When executive officer Maj. Toby Moore and Capt. Dave Caribardi zoomed over in their gray AV-8B Harriers, it was the final acknowledgment for dozens of veterans on the ground who lobbied the Kootenai County commissioners for more than a year to get the airport renamed for Boyington, a Coeur d’Alene native.
“This is a very special event. I hope it illustrates the gravity of the history,” said Kevin Gonzalez, a member of Marine Corps League Pappy Boyington Detachment 966, who also made a documentary about Boyington. “I think it’s so special the community rallied to recognize a Coeur d’Alene-born Medal of Honor recipient.”
The Kootenai County Board of Commissioners voted in August 2007 to rename the airport for Boyington, and a dedication ceremony was held a month later.
“It’s good to see (they) finally made it here. It’s just one more feather in our cap,” said Rich Piazza, a former county commissioner who cast one of the two yes votes. Sitting Commissioner Todd Tondee cast the other vote in favor.

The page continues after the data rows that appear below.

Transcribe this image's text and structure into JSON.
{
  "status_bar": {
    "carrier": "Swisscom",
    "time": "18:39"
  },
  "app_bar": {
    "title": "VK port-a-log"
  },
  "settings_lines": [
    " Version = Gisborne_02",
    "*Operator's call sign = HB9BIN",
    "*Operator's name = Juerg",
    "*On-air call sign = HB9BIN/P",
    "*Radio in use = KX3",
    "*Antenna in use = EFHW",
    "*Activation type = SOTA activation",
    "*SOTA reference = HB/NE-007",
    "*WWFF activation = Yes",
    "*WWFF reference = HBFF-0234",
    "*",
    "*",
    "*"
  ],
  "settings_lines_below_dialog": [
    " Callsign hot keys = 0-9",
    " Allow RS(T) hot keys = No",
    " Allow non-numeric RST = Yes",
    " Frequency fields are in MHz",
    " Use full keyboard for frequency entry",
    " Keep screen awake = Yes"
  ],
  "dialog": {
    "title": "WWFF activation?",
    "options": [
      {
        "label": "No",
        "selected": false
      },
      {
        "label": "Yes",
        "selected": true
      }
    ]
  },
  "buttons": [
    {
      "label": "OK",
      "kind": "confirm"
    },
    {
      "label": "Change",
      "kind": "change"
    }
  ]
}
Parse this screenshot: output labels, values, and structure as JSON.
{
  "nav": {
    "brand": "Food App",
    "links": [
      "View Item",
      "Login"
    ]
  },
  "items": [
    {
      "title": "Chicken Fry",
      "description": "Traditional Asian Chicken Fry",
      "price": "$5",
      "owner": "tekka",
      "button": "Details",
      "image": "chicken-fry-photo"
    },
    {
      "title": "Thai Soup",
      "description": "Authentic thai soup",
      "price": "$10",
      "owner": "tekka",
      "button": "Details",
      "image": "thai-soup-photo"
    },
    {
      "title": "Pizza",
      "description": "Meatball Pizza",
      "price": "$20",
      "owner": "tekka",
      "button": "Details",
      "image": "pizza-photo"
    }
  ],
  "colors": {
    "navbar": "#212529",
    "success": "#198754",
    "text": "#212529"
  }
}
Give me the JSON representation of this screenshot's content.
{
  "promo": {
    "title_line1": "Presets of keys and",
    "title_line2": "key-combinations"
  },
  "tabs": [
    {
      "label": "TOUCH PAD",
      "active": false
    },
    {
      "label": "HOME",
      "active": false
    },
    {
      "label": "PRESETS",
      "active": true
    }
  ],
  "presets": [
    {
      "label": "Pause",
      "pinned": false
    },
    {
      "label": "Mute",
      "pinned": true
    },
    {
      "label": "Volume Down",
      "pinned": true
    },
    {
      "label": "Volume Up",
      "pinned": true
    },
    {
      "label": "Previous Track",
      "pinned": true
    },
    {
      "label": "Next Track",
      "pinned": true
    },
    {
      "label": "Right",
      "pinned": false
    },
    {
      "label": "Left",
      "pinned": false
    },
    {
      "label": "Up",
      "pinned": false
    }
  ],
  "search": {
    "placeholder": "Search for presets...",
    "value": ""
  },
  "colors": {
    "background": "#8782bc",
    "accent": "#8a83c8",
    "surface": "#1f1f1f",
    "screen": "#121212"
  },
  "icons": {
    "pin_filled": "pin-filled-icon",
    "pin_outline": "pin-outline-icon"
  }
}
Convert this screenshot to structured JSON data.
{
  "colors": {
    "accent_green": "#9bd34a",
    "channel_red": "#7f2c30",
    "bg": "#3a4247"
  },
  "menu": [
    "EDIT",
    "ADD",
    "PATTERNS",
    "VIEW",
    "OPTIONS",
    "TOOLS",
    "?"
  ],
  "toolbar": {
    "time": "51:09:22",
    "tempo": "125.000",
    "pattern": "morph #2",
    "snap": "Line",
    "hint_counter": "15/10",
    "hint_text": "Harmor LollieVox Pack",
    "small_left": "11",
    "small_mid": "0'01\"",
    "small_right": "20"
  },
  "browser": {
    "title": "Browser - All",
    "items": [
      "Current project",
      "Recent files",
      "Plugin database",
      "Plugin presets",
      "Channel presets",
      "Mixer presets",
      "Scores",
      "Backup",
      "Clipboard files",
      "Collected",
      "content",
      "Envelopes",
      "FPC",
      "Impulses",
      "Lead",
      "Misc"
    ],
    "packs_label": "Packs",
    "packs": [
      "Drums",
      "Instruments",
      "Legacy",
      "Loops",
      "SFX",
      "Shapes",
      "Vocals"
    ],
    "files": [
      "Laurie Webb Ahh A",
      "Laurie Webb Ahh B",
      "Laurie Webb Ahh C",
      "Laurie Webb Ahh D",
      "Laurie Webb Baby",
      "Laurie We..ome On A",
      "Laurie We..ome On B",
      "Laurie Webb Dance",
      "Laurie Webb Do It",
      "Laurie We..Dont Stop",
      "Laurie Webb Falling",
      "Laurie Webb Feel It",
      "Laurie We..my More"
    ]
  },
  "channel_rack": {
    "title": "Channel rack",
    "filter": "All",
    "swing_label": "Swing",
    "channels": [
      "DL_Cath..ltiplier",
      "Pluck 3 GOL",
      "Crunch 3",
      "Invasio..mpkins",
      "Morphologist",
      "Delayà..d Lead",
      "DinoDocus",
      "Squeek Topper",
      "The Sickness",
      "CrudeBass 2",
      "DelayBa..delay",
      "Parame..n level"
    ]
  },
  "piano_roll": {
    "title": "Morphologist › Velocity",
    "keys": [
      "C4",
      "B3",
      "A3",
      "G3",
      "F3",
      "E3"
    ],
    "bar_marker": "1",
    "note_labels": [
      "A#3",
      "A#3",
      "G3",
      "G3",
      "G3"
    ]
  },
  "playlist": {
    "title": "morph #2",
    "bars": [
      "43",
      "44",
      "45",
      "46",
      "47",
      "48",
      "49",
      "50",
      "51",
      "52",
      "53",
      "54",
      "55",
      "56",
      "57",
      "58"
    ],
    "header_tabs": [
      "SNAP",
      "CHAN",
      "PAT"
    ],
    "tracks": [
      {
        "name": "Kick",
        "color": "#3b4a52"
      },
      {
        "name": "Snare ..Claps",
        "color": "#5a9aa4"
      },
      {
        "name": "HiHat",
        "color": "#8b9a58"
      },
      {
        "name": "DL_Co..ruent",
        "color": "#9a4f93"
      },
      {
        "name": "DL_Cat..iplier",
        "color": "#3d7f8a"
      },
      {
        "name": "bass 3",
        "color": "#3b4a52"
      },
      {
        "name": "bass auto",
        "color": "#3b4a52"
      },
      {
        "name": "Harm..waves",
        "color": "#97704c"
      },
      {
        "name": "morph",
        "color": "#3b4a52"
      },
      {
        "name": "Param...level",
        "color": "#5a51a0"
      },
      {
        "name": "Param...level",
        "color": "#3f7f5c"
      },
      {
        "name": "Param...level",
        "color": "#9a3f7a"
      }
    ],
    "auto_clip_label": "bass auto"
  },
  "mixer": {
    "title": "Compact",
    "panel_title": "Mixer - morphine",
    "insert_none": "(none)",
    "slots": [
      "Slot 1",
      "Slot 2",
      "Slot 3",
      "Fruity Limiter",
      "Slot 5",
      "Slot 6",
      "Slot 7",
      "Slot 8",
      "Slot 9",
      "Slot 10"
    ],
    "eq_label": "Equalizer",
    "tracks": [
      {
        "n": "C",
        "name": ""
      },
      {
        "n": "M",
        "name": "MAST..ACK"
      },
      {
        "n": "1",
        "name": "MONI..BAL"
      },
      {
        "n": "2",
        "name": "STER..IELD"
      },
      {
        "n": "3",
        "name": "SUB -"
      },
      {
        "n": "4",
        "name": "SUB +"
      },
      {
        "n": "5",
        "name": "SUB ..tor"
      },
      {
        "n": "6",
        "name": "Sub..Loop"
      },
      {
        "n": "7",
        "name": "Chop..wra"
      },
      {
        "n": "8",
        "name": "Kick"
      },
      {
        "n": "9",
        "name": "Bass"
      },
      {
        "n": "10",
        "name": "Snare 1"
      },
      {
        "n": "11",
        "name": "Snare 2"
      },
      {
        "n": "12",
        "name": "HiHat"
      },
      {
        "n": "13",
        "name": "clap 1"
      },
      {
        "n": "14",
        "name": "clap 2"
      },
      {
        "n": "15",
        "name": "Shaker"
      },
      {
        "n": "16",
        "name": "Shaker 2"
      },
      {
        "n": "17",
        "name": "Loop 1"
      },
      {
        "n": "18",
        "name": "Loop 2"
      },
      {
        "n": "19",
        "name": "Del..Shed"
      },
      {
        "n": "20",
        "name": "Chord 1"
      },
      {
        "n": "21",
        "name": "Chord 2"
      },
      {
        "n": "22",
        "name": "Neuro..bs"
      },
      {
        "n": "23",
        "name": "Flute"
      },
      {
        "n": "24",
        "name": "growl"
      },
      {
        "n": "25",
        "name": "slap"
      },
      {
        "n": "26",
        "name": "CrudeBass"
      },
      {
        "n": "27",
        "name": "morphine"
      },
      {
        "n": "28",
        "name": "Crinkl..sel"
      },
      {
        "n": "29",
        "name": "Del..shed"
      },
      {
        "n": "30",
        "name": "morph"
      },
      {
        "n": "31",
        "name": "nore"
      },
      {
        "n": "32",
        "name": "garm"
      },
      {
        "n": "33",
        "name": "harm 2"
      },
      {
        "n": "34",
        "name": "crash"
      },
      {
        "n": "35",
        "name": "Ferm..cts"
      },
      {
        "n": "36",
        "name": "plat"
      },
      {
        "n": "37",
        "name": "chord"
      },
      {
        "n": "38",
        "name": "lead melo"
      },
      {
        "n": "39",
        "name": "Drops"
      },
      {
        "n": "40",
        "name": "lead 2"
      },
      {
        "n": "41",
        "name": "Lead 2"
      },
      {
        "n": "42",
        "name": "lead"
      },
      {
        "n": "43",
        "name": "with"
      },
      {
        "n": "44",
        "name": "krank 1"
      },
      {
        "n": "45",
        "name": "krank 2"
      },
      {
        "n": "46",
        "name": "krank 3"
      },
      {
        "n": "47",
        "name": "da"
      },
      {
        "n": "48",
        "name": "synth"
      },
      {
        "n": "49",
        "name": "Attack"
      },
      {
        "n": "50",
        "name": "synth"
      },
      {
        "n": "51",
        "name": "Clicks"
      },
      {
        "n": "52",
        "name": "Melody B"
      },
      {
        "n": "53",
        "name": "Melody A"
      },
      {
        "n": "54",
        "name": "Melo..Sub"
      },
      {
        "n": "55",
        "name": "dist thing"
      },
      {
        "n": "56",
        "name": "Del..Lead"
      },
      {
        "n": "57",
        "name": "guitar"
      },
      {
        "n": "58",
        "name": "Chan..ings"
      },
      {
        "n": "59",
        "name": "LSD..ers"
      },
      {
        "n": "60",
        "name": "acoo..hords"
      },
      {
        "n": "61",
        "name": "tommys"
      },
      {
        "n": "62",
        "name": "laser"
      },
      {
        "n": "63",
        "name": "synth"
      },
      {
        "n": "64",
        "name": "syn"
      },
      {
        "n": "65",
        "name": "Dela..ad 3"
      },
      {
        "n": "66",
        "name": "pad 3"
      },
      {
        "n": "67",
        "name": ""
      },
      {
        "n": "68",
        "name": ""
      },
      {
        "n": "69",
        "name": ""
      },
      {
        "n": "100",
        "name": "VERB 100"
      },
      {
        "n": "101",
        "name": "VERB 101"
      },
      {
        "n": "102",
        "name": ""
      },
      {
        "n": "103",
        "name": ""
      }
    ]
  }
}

The Black Sheep squadron has wanted to visit for some time, but hasn’t been able to due to weather or deployments, said Moore, who said he started checking the weather 10 days ago to make sure it would be clear for the four-hour flight. The jets stopped in Nevada to refuel and will depart Saturday morning.
“You don’t realize when you’re in the squadron, the history,” said Moore. “We’ve been trying to get up here for a while.”
The two pilots were joined by four members of the squadron’s grounds crew who flew up commercially for the ceremony. They included Sgt. Maj. Lenny Maldonado, Sgt. Mike Somers, Staff Sgt. Robert Kirtley and Lance Cpl. Brian Glennon.
Gregory “Pappy” Boyington was born in Coeur d’Alene on Dec. 4, 1912. He grew up in St. Maries and Tacoma, going on to graduate from the University of Washington with an aeronautical engineering degree in 1934.
The World War II fighter ace was credited with shooting down 26 enemy planes before being shot down during his last mission and spending 20 months in a Japanese prison camp.
When the war ended, he returned home to receive the Medal of Honor and the Navy Cross. Under Boyington’s command, Black Sheep pilots flew F4U-1 Corsairs and were credited with destroying or damaging 203 Japanese aircraft.
Boyington died in January of 1988 at age 75 in Fresno, Calif., survived by his wife, two children and eight grandchildren. He is buried at Arlington National Cemetery.